KS can produce a similar picture of ST elevation myocardial infarction in patients with and without coronary artery disease. Consequently, three types of KS are recognized [8]. Type I is usually associated with a pure coronary spasm as a response to an allergic insult in a patient without coronary artery disease, which can lead to myocardial infarction with positive cardiac markers or coronary spasm with normal cardiac markers. Type I is manifested by endothelial dysfunction or microvascular angina [9]. In a patient with pre-existing coronary artery disease, the allergic insult may cause erosion and rupture of a coronary plaque with subsequent thrombus formation and total occlusion of the artery, which is the characteristic sign of KS type II. Type III is distinguished by coronary artery stent thrombosis in response to an allergic insult.

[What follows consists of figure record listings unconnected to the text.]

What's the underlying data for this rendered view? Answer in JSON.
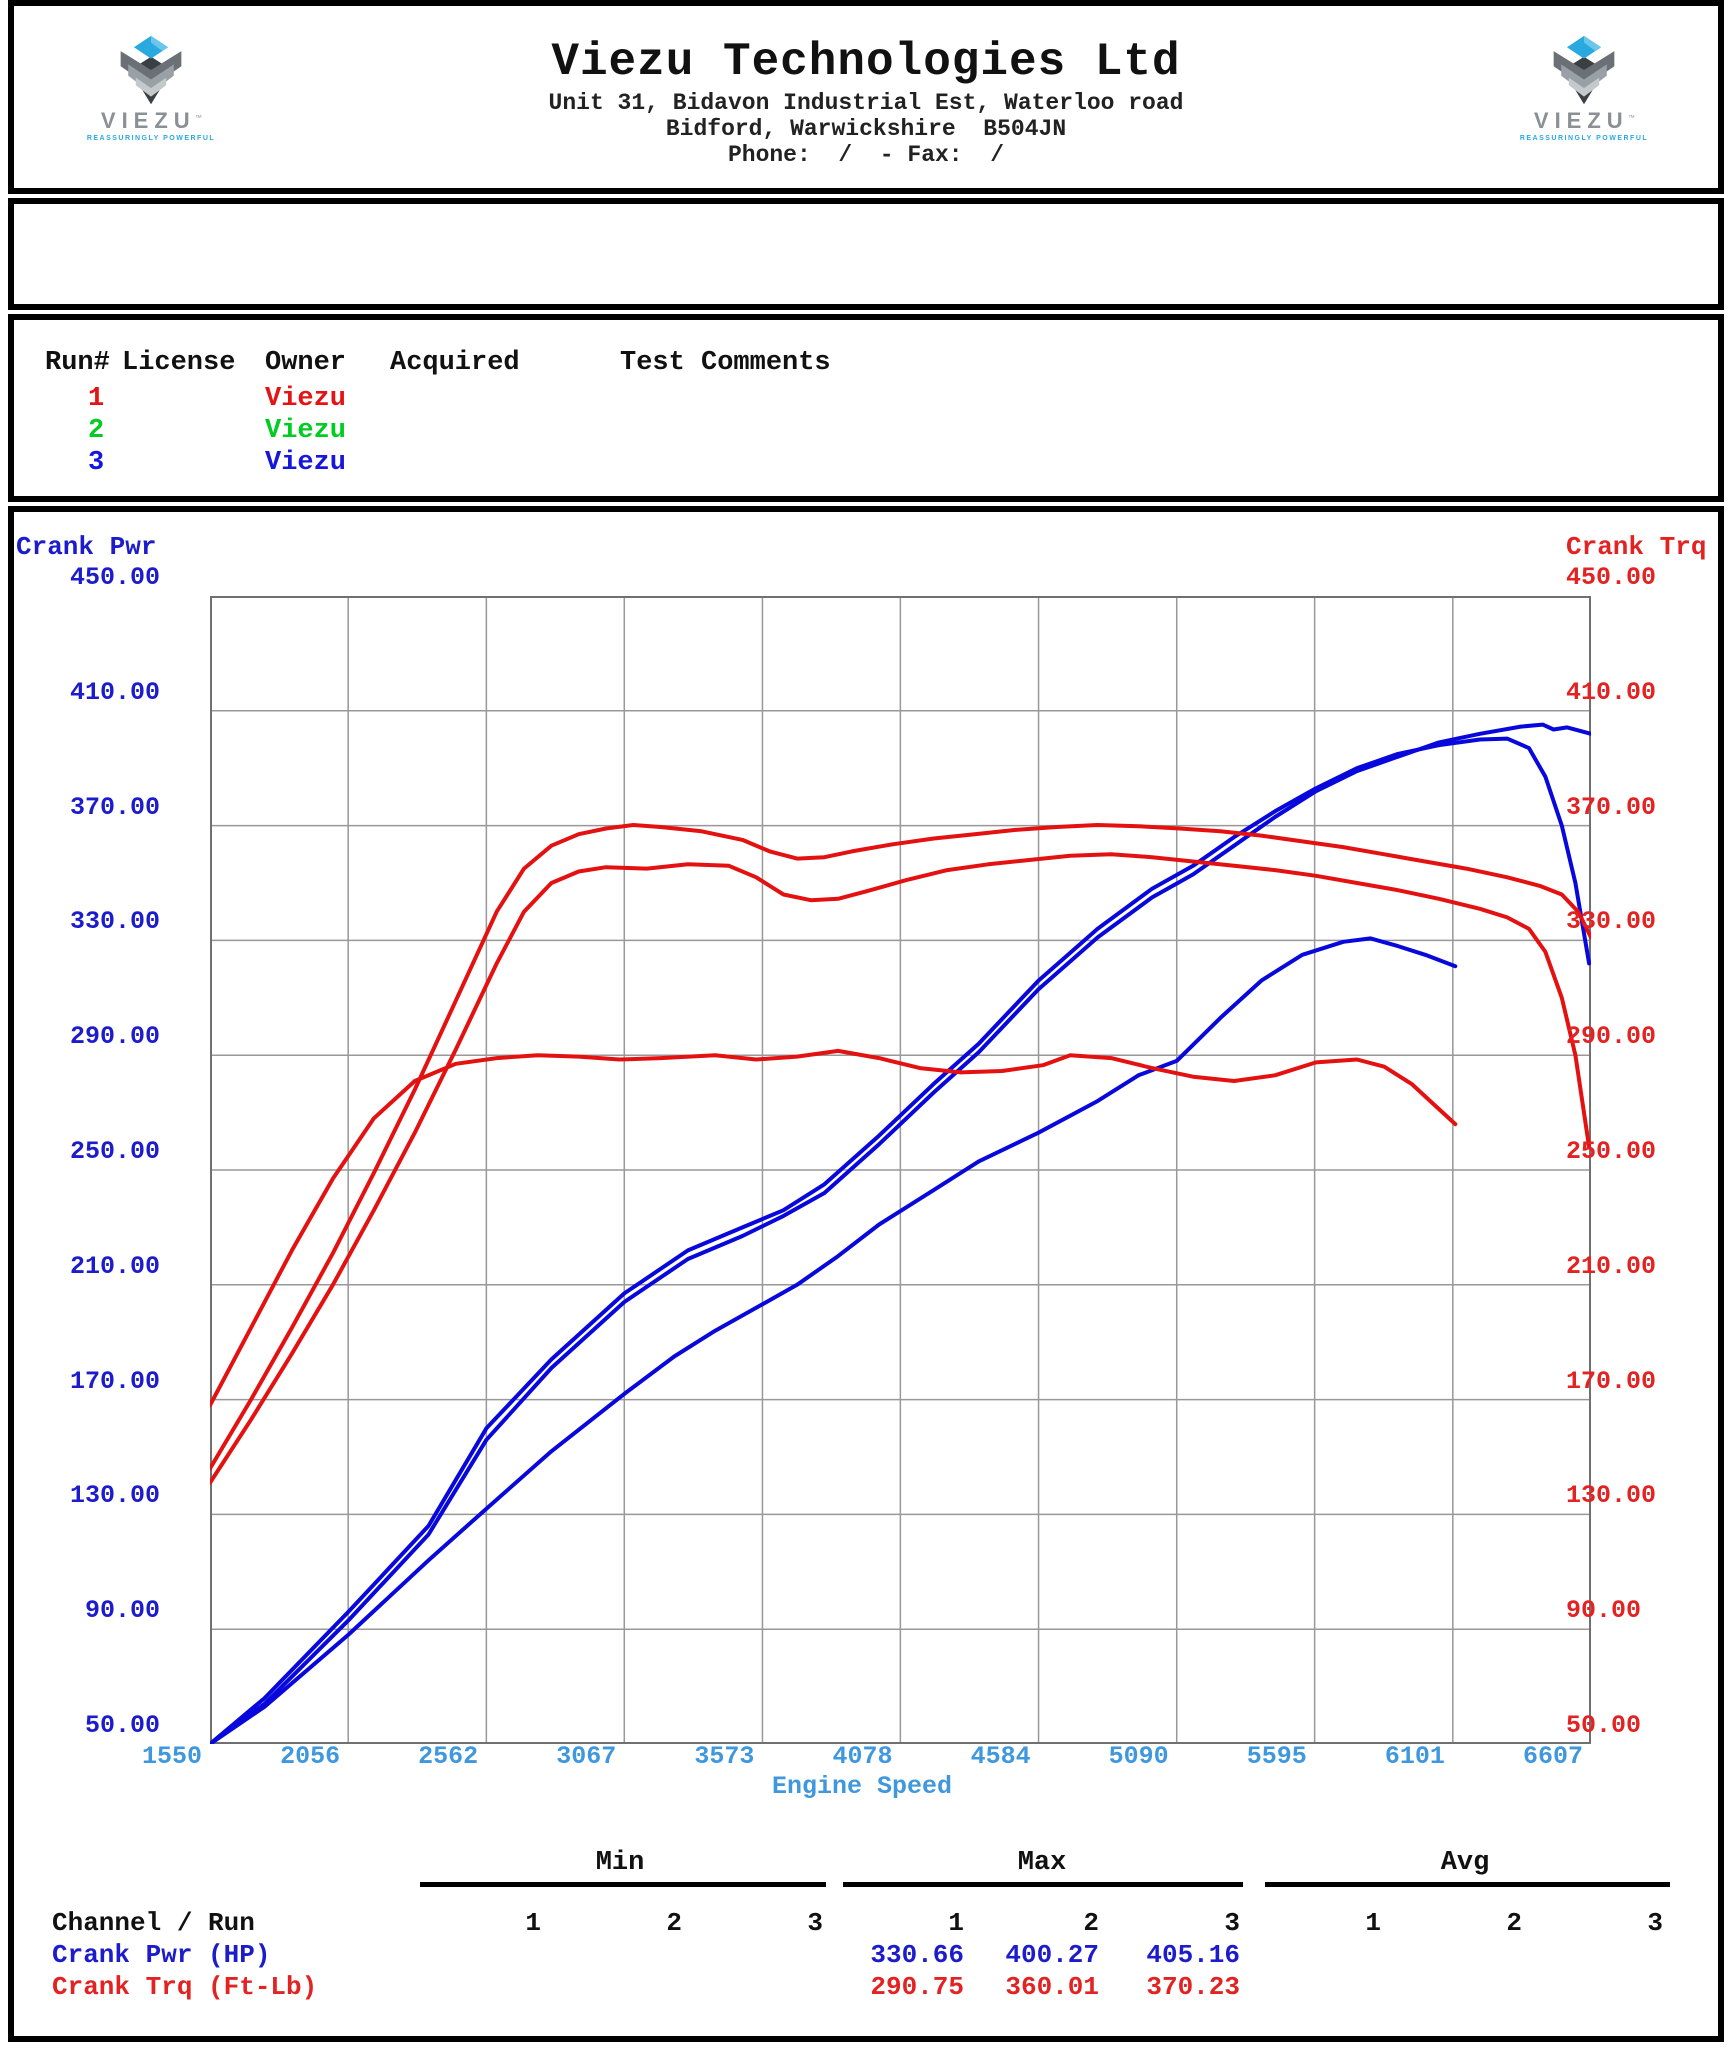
{
  "header": {
    "company": "Viezu Technologies Ltd",
    "address1": "Unit 31, Bidavon Industrial Est, Waterloo road",
    "address2": "Bidford, Warwickshire  B504JN",
    "phone_fax": "Phone:  /  - Fax:  /",
    "logo": {
      "brand": "VIEZU",
      "tm": "™",
      "tagline": "REASSURINGLY POWERFUL",
      "diamond_color": "#2aa9e0"
    }
  },
  "runs_table": {
    "headers": [
      "Run#",
      "License",
      "Owner",
      "Acquired",
      "Test Comments"
    ],
    "rows": [
      {
        "run": "1",
        "license": "",
        "owner": "Viezu",
        "acquired": "",
        "comments": "",
        "color": "#e41414"
      },
      {
        "run": "2",
        "license": "",
        "owner": "Viezu",
        "acquired": "",
        "comments": "",
        "color": "#00cc22"
      },
      {
        "run": "3",
        "license": "",
        "owner": "Viezu",
        "acquired": "",
        "comments": "",
        "color": "#1616dd"
      }
    ]
  },
  "chart_data": {
    "type": "line",
    "left_axis_title": "Crank Pwr",
    "right_axis_title": "Crank Trq",
    "xlabel": "Engine Speed",
    "x_ticks": [
      1550,
      2056,
      2562,
      3067,
      3573,
      4078,
      4584,
      5090,
      5595,
      6101,
      6607
    ],
    "y_ticks": [
      "450.00",
      "410.00",
      "370.00",
      "330.00",
      "290.00",
      "250.00",
      "210.00",
      "170.00",
      "130.00",
      "90.00",
      "50.00"
    ],
    "xlim": [
      1550,
      6607
    ],
    "ylim": [
      50,
      450
    ],
    "grid": true,
    "colors": {
      "power": "#0808dc",
      "torque": "#e41111",
      "grid": "#989898",
      "frame": "#707070"
    },
    "series": [
      {
        "name": "Crank Pwr Run 1",
        "axis": "left",
        "color": "#0808dc",
        "points": [
          [
            1550,
            50
          ],
          [
            1750,
            63
          ],
          [
            2056,
            88
          ],
          [
            2350,
            114
          ],
          [
            2562,
            132
          ],
          [
            2800,
            152
          ],
          [
            3067,
            172
          ],
          [
            3250,
            185
          ],
          [
            3400,
            194
          ],
          [
            3550,
            202
          ],
          [
            3700,
            210
          ],
          [
            3850,
            220
          ],
          [
            4000,
            231
          ],
          [
            4200,
            243
          ],
          [
            4365,
            253
          ],
          [
            4584,
            263
          ],
          [
            4800,
            274
          ],
          [
            4950,
            283
          ],
          [
            5090,
            288
          ],
          [
            5250,
            303
          ],
          [
            5400,
            316
          ],
          [
            5550,
            325
          ],
          [
            5700,
            329.5
          ],
          [
            5800,
            330.7
          ],
          [
            5900,
            328
          ],
          [
            6000,
            325
          ],
          [
            6110,
            321
          ]
        ]
      },
      {
        "name": "Crank Pwr Run 2",
        "axis": "left",
        "color": "#0808dc",
        "points": [
          [
            1550,
            50
          ],
          [
            1750,
            66
          ],
          [
            2056,
            96
          ],
          [
            2350,
            126
          ],
          [
            2562,
            160
          ],
          [
            2800,
            184
          ],
          [
            3067,
            207
          ],
          [
            3300,
            222
          ],
          [
            3500,
            230
          ],
          [
            3650,
            236
          ],
          [
            3800,
            245
          ],
          [
            4000,
            262
          ],
          [
            4200,
            280
          ],
          [
            4365,
            294
          ],
          [
            4584,
            316
          ],
          [
            4800,
            334
          ],
          [
            5000,
            348
          ],
          [
            5150,
            356
          ],
          [
            5300,
            366
          ],
          [
            5450,
            375
          ],
          [
            5600,
            383
          ],
          [
            5750,
            390
          ],
          [
            5900,
            395
          ],
          [
            6050,
            398
          ],
          [
            6200,
            400
          ],
          [
            6300,
            400.3
          ],
          [
            6380,
            397
          ],
          [
            6440,
            387
          ],
          [
            6500,
            370
          ],
          [
            6550,
            350
          ],
          [
            6600,
            322
          ]
        ]
      },
      {
        "name": "Crank Pwr Run 3",
        "axis": "left",
        "color": "#0808dc",
        "points": [
          [
            1550,
            50
          ],
          [
            1750,
            64
          ],
          [
            2056,
            93
          ],
          [
            2350,
            123
          ],
          [
            2562,
            156
          ],
          [
            2800,
            181
          ],
          [
            3067,
            204
          ],
          [
            3300,
            219
          ],
          [
            3500,
            227
          ],
          [
            3650,
            234
          ],
          [
            3800,
            242
          ],
          [
            4000,
            259
          ],
          [
            4200,
            277
          ],
          [
            4365,
            291
          ],
          [
            4584,
            313
          ],
          [
            4800,
            331
          ],
          [
            5000,
            345
          ],
          [
            5150,
            353
          ],
          [
            5300,
            363
          ],
          [
            5450,
            373
          ],
          [
            5600,
            382
          ],
          [
            5750,
            389
          ],
          [
            5900,
            394
          ],
          [
            6050,
            399
          ],
          [
            6200,
            402
          ],
          [
            6350,
            404.5
          ],
          [
            6430,
            405.2
          ],
          [
            6470,
            403.5
          ],
          [
            6520,
            404.2
          ],
          [
            6607,
            402
          ]
        ]
      },
      {
        "name": "Crank Trq Run 1",
        "axis": "right",
        "color": "#e41111",
        "points": [
          [
            1550,
            168
          ],
          [
            1700,
            195
          ],
          [
            1850,
            222
          ],
          [
            2000,
            247
          ],
          [
            2150,
            268
          ],
          [
            2300,
            281
          ],
          [
            2450,
            287
          ],
          [
            2600,
            289
          ],
          [
            2750,
            290
          ],
          [
            2900,
            289.5
          ],
          [
            3050,
            288.5
          ],
          [
            3200,
            289
          ],
          [
            3400,
            290
          ],
          [
            3550,
            288.5
          ],
          [
            3700,
            289.5
          ],
          [
            3850,
            291.5
          ],
          [
            4000,
            289
          ],
          [
            4150,
            285.5
          ],
          [
            4300,
            284
          ],
          [
            4450,
            284.5
          ],
          [
            4600,
            286.5
          ],
          [
            4700,
            290
          ],
          [
            4850,
            289
          ],
          [
            5000,
            285.5
          ],
          [
            5150,
            282.5
          ],
          [
            5300,
            281
          ],
          [
            5450,
            283
          ],
          [
            5600,
            287.5
          ],
          [
            5750,
            288.5
          ],
          [
            5850,
            286
          ],
          [
            5950,
            280
          ],
          [
            6030,
            273
          ],
          [
            6110,
            266
          ]
        ]
      },
      {
        "name": "Crank Trq Run 2",
        "axis": "right",
        "color": "#e41111",
        "points": [
          [
            1550,
            141
          ],
          [
            1700,
            163
          ],
          [
            1850,
            186
          ],
          [
            2000,
            210
          ],
          [
            2150,
            236
          ],
          [
            2300,
            263
          ],
          [
            2450,
            292
          ],
          [
            2600,
            322
          ],
          [
            2700,
            340
          ],
          [
            2800,
            350
          ],
          [
            2900,
            354
          ],
          [
            3000,
            355.5
          ],
          [
            3150,
            355
          ],
          [
            3300,
            356.5
          ],
          [
            3450,
            356
          ],
          [
            3550,
            352
          ],
          [
            3650,
            346
          ],
          [
            3750,
            344
          ],
          [
            3850,
            344.5
          ],
          [
            3950,
            347
          ],
          [
            4100,
            351
          ],
          [
            4250,
            354.5
          ],
          [
            4400,
            356.5
          ],
          [
            4550,
            358
          ],
          [
            4700,
            359.5
          ],
          [
            4850,
            360
          ],
          [
            5000,
            359
          ],
          [
            5150,
            357.5
          ],
          [
            5300,
            356
          ],
          [
            5450,
            354.5
          ],
          [
            5600,
            352.5
          ],
          [
            5750,
            350
          ],
          [
            5900,
            347.5
          ],
          [
            6050,
            344.5
          ],
          [
            6200,
            341
          ],
          [
            6300,
            338
          ],
          [
            6380,
            334
          ],
          [
            6440,
            326
          ],
          [
            6500,
            310
          ],
          [
            6550,
            290
          ],
          [
            6600,
            258
          ]
        ]
      },
      {
        "name": "Crank Trq Run 3",
        "axis": "right",
        "color": "#e41111",
        "points": [
          [
            1550,
            146
          ],
          [
            1700,
            170
          ],
          [
            1850,
            195
          ],
          [
            2000,
            221
          ],
          [
            2150,
            249
          ],
          [
            2300,
            278
          ],
          [
            2450,
            309
          ],
          [
            2600,
            340
          ],
          [
            2700,
            355
          ],
          [
            2800,
            363
          ],
          [
            2900,
            367
          ],
          [
            3000,
            369
          ],
          [
            3100,
            370.2
          ],
          [
            3200,
            369.5
          ],
          [
            3350,
            368
          ],
          [
            3500,
            365
          ],
          [
            3600,
            361
          ],
          [
            3700,
            358.5
          ],
          [
            3800,
            359
          ],
          [
            3900,
            361
          ],
          [
            4050,
            363.5
          ],
          [
            4200,
            365.5
          ],
          [
            4350,
            367
          ],
          [
            4500,
            368.5
          ],
          [
            4650,
            369.5
          ],
          [
            4800,
            370.2
          ],
          [
            4950,
            369.8
          ],
          [
            5100,
            369
          ],
          [
            5250,
            368
          ],
          [
            5400,
            366.5
          ],
          [
            5550,
            364.5
          ],
          [
            5700,
            362.5
          ],
          [
            5850,
            360
          ],
          [
            6000,
            357.5
          ],
          [
            6150,
            355
          ],
          [
            6300,
            352
          ],
          [
            6420,
            349
          ],
          [
            6500,
            346
          ],
          [
            6560,
            340
          ],
          [
            6607,
            331
          ]
        ]
      }
    ]
  },
  "summary_table": {
    "group_headers": [
      "Min",
      "Max",
      "Avg"
    ],
    "col_headers": [
      "1",
      "2",
      "3"
    ],
    "row_header": "Channel / Run",
    "rows": [
      {
        "label": "Crank Pwr (HP)",
        "color": "#1c1ccc",
        "min": [
          "",
          "",
          ""
        ],
        "max": [
          "330.66",
          "400.27",
          "405.16"
        ],
        "avg": [
          "",
          "",
          ""
        ]
      },
      {
        "label": "Crank Trq (Ft-Lb)",
        "color": "#e32222",
        "min": [
          "",
          "",
          ""
        ],
        "max": [
          "290.75",
          "360.01",
          "370.23"
        ],
        "avg": [
          "",
          "",
          ""
        ]
      }
    ]
  }
}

KS can be challenging to diagnose and treat. It is usually diagnosed by retrospective clinical analysis, especially in the absence of definitive markers, although some research has suggested serum measurement of inflammatory mediators to identify the allergic component in acute coronary syndrome.

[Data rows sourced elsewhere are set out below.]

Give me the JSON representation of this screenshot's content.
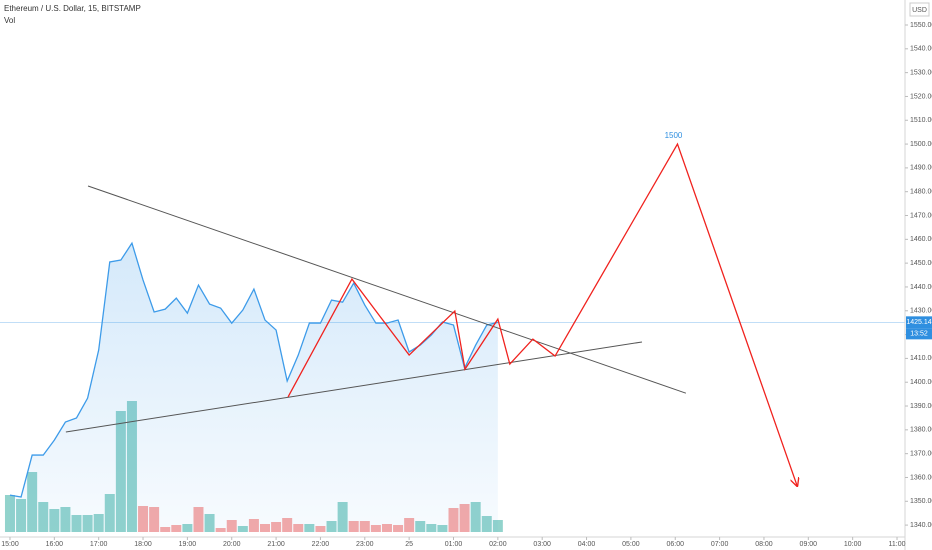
{
  "chart_data": {
    "type": "line",
    "title": "Ethereum / U.S. Dollar, 15, BITSTAMP",
    "volume_label": "Vol",
    "currency": "USD",
    "x": [
      15,
      15.25,
      15.5,
      15.75,
      16,
      16.25,
      16.5,
      16.75,
      17,
      17.25,
      17.5,
      17.75,
      18,
      18.25,
      18.5,
      18.75,
      19,
      19.25,
      19.5,
      19.75,
      20,
      20.25,
      20.5,
      20.75,
      21,
      21.25,
      21.5,
      21.75,
      22,
      22.25,
      22.5,
      22.75,
      23,
      23.25,
      23.5,
      23.75,
      24,
      24.25,
      24.5,
      24.75,
      25,
      25.25,
      25.5,
      25.75,
      26
    ],
    "series": [
      {
        "color": "#3d9be9",
        "values": [
          1352.6,
          1351.8,
          1369.4,
          1369.4,
          1375.7,
          1383.3,
          1385,
          1393.3,
          1413.5,
          1450.5,
          1451.3,
          1458.4,
          1442.9,
          1429.5,
          1430.7,
          1435.3,
          1429,
          1440.8,
          1432.8,
          1431.1,
          1424.8,
          1430.3,
          1439.1,
          1426.1,
          1421.9,
          1400.5,
          1411.4,
          1424.8,
          1424.8,
          1434.5,
          1433.6,
          1441.6,
          1432.4,
          1424.8,
          1424.8,
          1426.1,
          1412.7,
          1415.6,
          1419.8,
          1425.3,
          1424,
          1405.9,
          1415.6,
          1424,
          1425.14
        ]
      }
    ],
    "volume": [
      37,
      33,
      60,
      30,
      23,
      25,
      17,
      17,
      18,
      38,
      121,
      131,
      26,
      25,
      5,
      7,
      8,
      25,
      18,
      4,
      12,
      6,
      13,
      8,
      10,
      14,
      8,
      8,
      6,
      11,
      30,
      11,
      11,
      7,
      8,
      7,
      14,
      11,
      8,
      7,
      24,
      28,
      30,
      16,
      12
    ],
    "volume_up": [
      true,
      true,
      true,
      true,
      true,
      true,
      true,
      true,
      true,
      true,
      true,
      true,
      false,
      false,
      false,
      false,
      true,
      false,
      true,
      false,
      false,
      true,
      false,
      false,
      false,
      false,
      false,
      true,
      false,
      true,
      true,
      false,
      false,
      false,
      false,
      false,
      false,
      true,
      true,
      true,
      false,
      false,
      true,
      true,
      true
    ],
    "volume_colors": {
      "up": "#92d3cc",
      "down": "#f7a9a7"
    },
    "volume_lim": [
      0,
      140
    ],
    "last_price": 1425.14,
    "countdown": "13:52",
    "trend_lines": [
      {
        "color": "#555555",
        "x": [
          16.76,
          30.24
        ],
        "values": [
          1482.4,
          1395.4
        ]
      },
      {
        "color": "#555555",
        "x": [
          16.26,
          29.25
        ],
        "values": [
          1379.1,
          1416.9
        ]
      }
    ],
    "projection": {
      "color": "#f0221e",
      "x": [
        21.27,
        22.71,
        24.0,
        25.03,
        25.26,
        26.0,
        26.27,
        26.79,
        27.29,
        30.05,
        32.75
      ],
      "values": [
        1393.8,
        1443.3,
        1411.4,
        1429.9,
        1405.5,
        1426.5,
        1407.6,
        1418.1,
        1411,
        1500,
        1356.4
      ]
    },
    "annotation": {
      "text": "1500",
      "x": 30.05,
      "value": 1500
    },
    "xlim": [
      14.775,
      35.18
    ],
    "xticks": [
      {
        "value": 15,
        "label": "15:00"
      },
      {
        "value": 16,
        "label": "16:00"
      },
      {
        "value": 17,
        "label": "17:00"
      },
      {
        "value": 18,
        "label": "18:00"
      },
      {
        "value": 19,
        "label": "19:00"
      },
      {
        "value": 20,
        "label": "20:00"
      },
      {
        "value": 21,
        "label": "21:00"
      },
      {
        "value": 22,
        "label": "22:00"
      },
      {
        "value": 23,
        "label": "23:00"
      },
      {
        "value": 24,
        "label": "25"
      },
      {
        "value": 25,
        "label": "01:00"
      },
      {
        "value": 26,
        "label": "02:00"
      },
      {
        "value": 27,
        "label": "03:00"
      },
      {
        "value": 28,
        "label": "04:00"
      },
      {
        "value": 29,
        "label": "05:00"
      },
      {
        "value": 30,
        "label": "06:00"
      },
      {
        "value": 31,
        "label": "07:00"
      },
      {
        "value": 32,
        "label": "08:00"
      },
      {
        "value": 33,
        "label": "09:00"
      },
      {
        "value": 34,
        "label": "10:00"
      },
      {
        "value": 35,
        "label": "11:00"
      }
    ],
    "ylim": [
      1335,
      1560.5
    ],
    "yticks": [
      {
        "value": 1340,
        "label": "1340.00"
      },
      {
        "value": 1350,
        "label": "1350.00"
      },
      {
        "value": 1360,
        "label": "1360.00"
      },
      {
        "value": 1370,
        "label": "1370.00"
      },
      {
        "value": 1380,
        "label": "1380.00"
      },
      {
        "value": 1390,
        "label": "1390.00"
      },
      {
        "value": 1400,
        "label": "1400.00"
      },
      {
        "value": 1410,
        "label": "1410.00"
      },
      {
        "value": 1420,
        "label": "1420.00"
      },
      {
        "value": 1430,
        "label": "1430.00"
      },
      {
        "value": 1440,
        "label": "1440.00"
      },
      {
        "value": 1450,
        "label": "1450.00"
      },
      {
        "value": 1460,
        "label": "1460.00"
      },
      {
        "value": 1470,
        "label": "1470.00"
      },
      {
        "value": 1480,
        "label": "1480.00"
      },
      {
        "value": 1490,
        "label": "1490.00"
      },
      {
        "value": 1500,
        "label": "1500.00"
      },
      {
        "value": 1510,
        "label": "1510.00"
      },
      {
        "value": 1520,
        "label": "1520.00"
      },
      {
        "value": 1530,
        "label": "1530.00"
      },
      {
        "value": 1540,
        "label": "1540.00"
      },
      {
        "value": 1550,
        "label": "1550.00"
      }
    ],
    "grid": false
  }
}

The main aim of KS treatment is to halt the allergic reaction and restore coronary flow. By reducing inflammatory cytokine production, agents such as steroids, adrenaline and antihistamines can improve vasospasm and decrease the effect of inflammatory cytokines on vulnerable coronary plaque [10]. Nitrates and calcium channel blockers in addition to steroids and H1/H2 receptor blockers are the main treatments for KS type I where coronary spasm is dominant. In addition to this therapy, PCI is usually required in KS type II/III to restore coronary flow [11].
In our patient, the generalized urticarial rash was the first manifestation of allergy after PCI. It was not associated with respiratory or haemodynamic compromise and improved with steroid and antihistamine therapy. Even though re-exposure to contrast during CT aortography was preceded by antihistamine and steroid administration, the patient developed severe chest pain with ST elevation myocardial infarction, and this raised the possibility of KS triggered by contrast. To avoid re-exposure to contrast, thrombolytic therapy was given with a good initial response. However, the recurrent chest pain associated with extensive ST elevation myocardial infarction necessitated PCI resulting in discovery of the stent thrombosis and successful treatment. The finding of stent thrombosis suggests KS type III. Unfortunately, follow-up echocardiography after 3 months revealed ischaemic dilated cardiomyopathy with a reduced EF of 25% so an ICD was inserted to protect against sudden cardiac death.

CONCLUSION

KS is an allergic acute coronary syndrome. Contrast-related KS is a rare entity which can lead to significant myocardial dysfunction due to recurrent myocardial infarction.